Comment by nickpsecurity

Comment by nickpsecurity 4 days ago

5 replies

I’m still waiting for a large, OSS one with 100% legal, pre-training data. We don’t even have a 1B model that I’m sure meets that standard. There’s a fair-trained model for lawyers claiming it.

I think someone running a bunch of epochs of a 30B or 70B on Project Gutenberg would be a nice start. We could do continued pre-training from there.

So, if counting legal and at least trainable (open weights), the performance can only go up from here.

copperx 4 days ago

I understand the desire, but most of the world's knowledge is under copyright. 100% legal will never give you the same performance.

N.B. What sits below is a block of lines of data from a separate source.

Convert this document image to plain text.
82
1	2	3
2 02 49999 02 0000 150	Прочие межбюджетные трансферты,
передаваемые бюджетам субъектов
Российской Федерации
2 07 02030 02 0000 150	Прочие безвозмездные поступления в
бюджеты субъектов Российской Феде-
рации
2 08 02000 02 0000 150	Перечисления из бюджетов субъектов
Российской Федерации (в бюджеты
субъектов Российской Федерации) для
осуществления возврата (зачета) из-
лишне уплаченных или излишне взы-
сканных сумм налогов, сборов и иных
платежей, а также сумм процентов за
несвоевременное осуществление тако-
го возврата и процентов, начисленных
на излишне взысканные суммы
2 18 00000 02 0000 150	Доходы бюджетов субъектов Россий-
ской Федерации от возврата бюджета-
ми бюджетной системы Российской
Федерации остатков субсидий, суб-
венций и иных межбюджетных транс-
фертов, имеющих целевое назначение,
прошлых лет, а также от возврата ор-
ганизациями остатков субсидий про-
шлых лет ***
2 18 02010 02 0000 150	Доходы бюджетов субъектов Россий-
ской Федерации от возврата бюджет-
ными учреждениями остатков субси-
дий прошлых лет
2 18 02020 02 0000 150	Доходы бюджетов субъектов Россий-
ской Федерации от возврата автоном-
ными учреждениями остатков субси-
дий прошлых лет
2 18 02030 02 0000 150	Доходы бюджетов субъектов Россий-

  • nickpsecurity 3 days ago

    Both of your claims are true. That doesn’t justify breaking the law.

    I could likewise argues that most of the world money is in the hands of other people, I could perform more in the markets if I had it, and so I should just go take it. We still follow the law and respect others’ rights in spite of what acting morally cost us.

    The law abiding, moral choice is to do what we can within the law while working to improve the law. That means we use a combination of permissively licensed works and works to train our models. We also push for legislation that creates exceptions in copyright law for training machine learning models. We’re already seeing progress in Israel and Singapore on those.

  • mewpmewp2 4 days ago

    Meanwhile countries who whistle on that copyright would be able to gain a huge advantage.

hedgehog 4 days ago

Are you aware of any efforts to do this? Even a 3B param attempt would be informative.

  • nickpsecurity 3 days ago

    Here is the only legal efforts I know about that’s available in some way:

    https://www.fairlytrained.org/

    https://www.kl3m.ai/#features

    Here’s a dataset that could be used for a public domain model:

    https://www.tensorflow.org/datasets/catalog/pg19

    If non-public domain, one can add in the code from The Stack. That would be tens of gigabytes of both English text and code. Then, third-party could add licensed, modern works to the model with further pre-training.

    I also think a model trained on a large amount of public domain data would be good for experimentation with reproduceability. There would be no intellectual property issues in the reproduction of the results. Should also be useful in a lot of ways.